Each rule has three parts:
  • An entry with protocol family attributes like source and destination address, transport protocol, etc. If the packet does not match the attributes set here, then processing continues with the next rule or the chain policy is applied at the end of the chain.
  • Any number of matches. They are optional, and make it possible to match for further packet attributes.
  • One target. This determines what happens with the packet if it is matched.

entry is the ipt_entry buffer or None if the caller does not have it. chain is the chain object this rule belongs to.

add_match(match)

Adds a match to the rule. One can add any number of matches.

counters

This is the packet and byte counters of the rule.

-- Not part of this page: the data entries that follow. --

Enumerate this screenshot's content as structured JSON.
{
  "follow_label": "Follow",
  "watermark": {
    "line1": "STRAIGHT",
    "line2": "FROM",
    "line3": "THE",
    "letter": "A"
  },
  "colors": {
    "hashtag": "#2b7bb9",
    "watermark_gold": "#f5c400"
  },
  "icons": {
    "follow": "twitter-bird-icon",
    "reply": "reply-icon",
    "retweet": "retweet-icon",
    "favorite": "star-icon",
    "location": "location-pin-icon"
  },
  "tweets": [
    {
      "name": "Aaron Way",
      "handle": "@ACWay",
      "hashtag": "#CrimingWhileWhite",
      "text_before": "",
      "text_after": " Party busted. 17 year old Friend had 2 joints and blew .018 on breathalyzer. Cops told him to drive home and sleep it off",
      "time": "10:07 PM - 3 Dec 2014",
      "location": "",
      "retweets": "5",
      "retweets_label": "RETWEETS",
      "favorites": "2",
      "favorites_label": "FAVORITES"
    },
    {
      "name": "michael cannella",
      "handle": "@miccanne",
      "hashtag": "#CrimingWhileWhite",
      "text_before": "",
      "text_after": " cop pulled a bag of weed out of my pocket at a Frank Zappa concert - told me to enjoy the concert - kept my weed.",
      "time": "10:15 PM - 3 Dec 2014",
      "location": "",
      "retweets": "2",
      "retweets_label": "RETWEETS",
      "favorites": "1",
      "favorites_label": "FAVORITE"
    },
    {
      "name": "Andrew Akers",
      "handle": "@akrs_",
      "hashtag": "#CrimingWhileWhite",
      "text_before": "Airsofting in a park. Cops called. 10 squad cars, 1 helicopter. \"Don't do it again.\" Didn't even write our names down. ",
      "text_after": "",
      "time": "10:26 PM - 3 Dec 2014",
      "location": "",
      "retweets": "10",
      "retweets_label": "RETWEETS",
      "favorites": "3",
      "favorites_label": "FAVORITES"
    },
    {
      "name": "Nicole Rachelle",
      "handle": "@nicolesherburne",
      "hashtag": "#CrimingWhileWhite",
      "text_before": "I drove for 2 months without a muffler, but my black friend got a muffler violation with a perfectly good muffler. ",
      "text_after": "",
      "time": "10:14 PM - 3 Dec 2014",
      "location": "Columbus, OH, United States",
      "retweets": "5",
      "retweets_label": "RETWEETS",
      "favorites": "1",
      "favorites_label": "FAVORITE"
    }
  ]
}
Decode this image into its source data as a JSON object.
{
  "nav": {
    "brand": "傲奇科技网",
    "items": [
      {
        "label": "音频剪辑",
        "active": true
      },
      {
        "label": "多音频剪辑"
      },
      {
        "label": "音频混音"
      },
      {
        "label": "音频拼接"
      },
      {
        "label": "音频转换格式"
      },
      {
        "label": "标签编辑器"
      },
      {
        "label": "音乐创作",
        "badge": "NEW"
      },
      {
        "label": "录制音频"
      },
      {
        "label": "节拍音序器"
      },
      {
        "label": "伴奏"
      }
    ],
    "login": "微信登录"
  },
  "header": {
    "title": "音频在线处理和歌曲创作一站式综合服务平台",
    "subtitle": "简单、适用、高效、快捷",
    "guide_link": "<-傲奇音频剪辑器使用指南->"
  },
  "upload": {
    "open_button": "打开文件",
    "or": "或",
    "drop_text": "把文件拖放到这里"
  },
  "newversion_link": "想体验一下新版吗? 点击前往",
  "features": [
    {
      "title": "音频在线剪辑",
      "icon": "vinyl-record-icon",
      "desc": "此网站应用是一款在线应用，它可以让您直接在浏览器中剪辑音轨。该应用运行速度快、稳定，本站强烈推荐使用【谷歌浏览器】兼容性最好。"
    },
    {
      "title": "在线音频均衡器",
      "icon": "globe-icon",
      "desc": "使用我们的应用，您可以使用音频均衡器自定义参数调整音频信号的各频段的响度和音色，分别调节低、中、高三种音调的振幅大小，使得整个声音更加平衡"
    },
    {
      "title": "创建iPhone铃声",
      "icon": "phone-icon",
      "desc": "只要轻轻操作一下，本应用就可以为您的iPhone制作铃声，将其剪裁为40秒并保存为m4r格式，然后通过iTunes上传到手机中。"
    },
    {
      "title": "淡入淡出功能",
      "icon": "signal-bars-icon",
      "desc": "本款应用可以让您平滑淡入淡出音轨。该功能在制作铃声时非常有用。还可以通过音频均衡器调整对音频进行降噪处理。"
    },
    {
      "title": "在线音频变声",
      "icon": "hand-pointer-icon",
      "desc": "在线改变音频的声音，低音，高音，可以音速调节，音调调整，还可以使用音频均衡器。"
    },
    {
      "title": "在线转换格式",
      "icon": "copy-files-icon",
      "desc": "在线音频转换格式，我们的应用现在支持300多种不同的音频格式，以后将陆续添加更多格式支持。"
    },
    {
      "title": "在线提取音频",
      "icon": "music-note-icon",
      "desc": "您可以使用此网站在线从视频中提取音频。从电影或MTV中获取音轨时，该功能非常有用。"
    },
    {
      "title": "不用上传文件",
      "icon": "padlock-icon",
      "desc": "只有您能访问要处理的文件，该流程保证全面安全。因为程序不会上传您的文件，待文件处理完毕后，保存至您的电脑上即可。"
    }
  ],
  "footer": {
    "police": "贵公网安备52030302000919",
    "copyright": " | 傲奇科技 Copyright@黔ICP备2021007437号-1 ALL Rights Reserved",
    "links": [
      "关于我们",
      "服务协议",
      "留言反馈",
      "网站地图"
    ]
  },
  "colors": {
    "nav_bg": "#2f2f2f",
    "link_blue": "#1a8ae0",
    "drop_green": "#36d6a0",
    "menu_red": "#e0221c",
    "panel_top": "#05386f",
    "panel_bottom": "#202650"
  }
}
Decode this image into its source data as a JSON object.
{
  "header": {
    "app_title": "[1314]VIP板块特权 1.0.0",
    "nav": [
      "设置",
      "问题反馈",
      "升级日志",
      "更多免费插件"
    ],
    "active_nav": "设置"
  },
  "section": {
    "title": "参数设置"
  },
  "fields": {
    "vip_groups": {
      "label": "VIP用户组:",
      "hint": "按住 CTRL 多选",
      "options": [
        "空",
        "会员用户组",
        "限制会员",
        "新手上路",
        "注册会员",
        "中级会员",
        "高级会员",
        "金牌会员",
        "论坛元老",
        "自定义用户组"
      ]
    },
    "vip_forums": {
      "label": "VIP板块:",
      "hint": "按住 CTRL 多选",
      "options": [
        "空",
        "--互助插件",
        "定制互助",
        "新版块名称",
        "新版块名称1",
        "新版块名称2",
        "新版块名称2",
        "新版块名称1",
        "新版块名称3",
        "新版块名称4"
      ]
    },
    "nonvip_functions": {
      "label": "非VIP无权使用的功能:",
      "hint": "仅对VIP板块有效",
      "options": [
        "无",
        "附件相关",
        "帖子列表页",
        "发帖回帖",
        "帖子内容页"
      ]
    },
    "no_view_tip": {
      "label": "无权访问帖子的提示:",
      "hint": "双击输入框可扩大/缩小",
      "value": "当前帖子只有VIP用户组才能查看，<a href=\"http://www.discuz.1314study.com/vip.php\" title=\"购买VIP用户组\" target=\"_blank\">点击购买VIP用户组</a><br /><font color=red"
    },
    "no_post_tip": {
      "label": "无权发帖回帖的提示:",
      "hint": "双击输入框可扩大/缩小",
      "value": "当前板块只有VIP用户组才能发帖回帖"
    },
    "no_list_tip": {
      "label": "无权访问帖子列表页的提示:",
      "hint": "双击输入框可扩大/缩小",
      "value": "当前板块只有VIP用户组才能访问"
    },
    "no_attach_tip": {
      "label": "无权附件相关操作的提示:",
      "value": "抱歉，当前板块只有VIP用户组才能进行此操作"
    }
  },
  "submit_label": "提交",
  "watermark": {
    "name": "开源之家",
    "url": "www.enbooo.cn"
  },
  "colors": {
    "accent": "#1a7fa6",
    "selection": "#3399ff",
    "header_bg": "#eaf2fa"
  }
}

create_match(name, revision=None)

Create a match, and add it to the list of matches in this rule. name is the name of the match extension, revision is the revision to use.

create_target(name, revision=None, goto=False)

Create a new target, and set it as this rule’s target. name is the name of the target extension, revision is the revision to use. goto determines if target uses ‘-j’ (default) or ‘-g’.

dst

This is the destination network address with an optional network mask in string form.

final_check()

Do a final check on the target and the matches.

fragment

This means that the rule refers to the second and further fragments of fragmented packets. It can be True or False.

get_counters()

This method returns a tuple pair of the packet and byte counters of the rule.

in_interface

This is the input network interface e.g. eth0. A wildcard match can be achieved via + e.g. ppp+ matches any ppp interface.

mask

This is the raw mask buffer as iptables uses it when removing rules.

matches

This is the list of matches held in this rule.

out_interface

This is the output network interface e.g. eth0. A wildcard match can be achieved via + e.g. ppp+ matches any ppp interface.

protocol

This is the transport layer protocol.

remove_match(match)

Removes match from the list of matches.

rule

This is the raw rule buffer as iptables expects and returns it.

set_counters(counters)

This method set a tuple pair of the packet and byte counters of the rule.

src

This is the source network address with an optional network mask in string form.

tables

This is the list of tables for our protocol.

target

This is the target of the rule.

Rule6

class iptc.Rule6(entry=None, chain=None)

This is an IPv6 rule.

add_match(match)

Adds a match to the rule. One can add any number of matches.

counters

This method returns a tuple pair of the packet and byte counters of the rule.

create_match(name, revision=None)

Create a match, and add it to the list of matches in this rule. name is the name of the match extension, revision is the revision to use.

create_target(name, revision=None, goto=False)

Create a new target, and set it as this rule’s target. name is the name of the target extension, revision is the revision to use. goto determines if target uses ‘-j’ (default) or ‘-g’.

dst

This is the destination network address with an optional network mask in string form.

final_check()

Do a final check on the target and the matches.

get_counters()

This method returns a tuple pair of the packet and byte counters of the rule.

in_interface

This is the input network interface e.g. eth0. A wildcard match can be achieved via + e.g. ppp+ matches any ppp interface.

out_interface

This is the output network interface e.g. eth0. A wildcard match can be achieved via + e.g. ppp+ matches any ppp interface.

protocol

This is the transport layer protocol.

remove_match(match)

Removes match from the list of matches.

set_counters(counters)

This method set a tuple pair of the packet and byte counters of the rule.

src

This is the source network address with an optional prefix length in string form.

tables

This is the list of tables for our protocol.

IPTCError

exception iptc.IPTCError

This exception is raised when a low-level libiptc error occurs.

It contains a short description about the error that occurred while executing an iptables operation.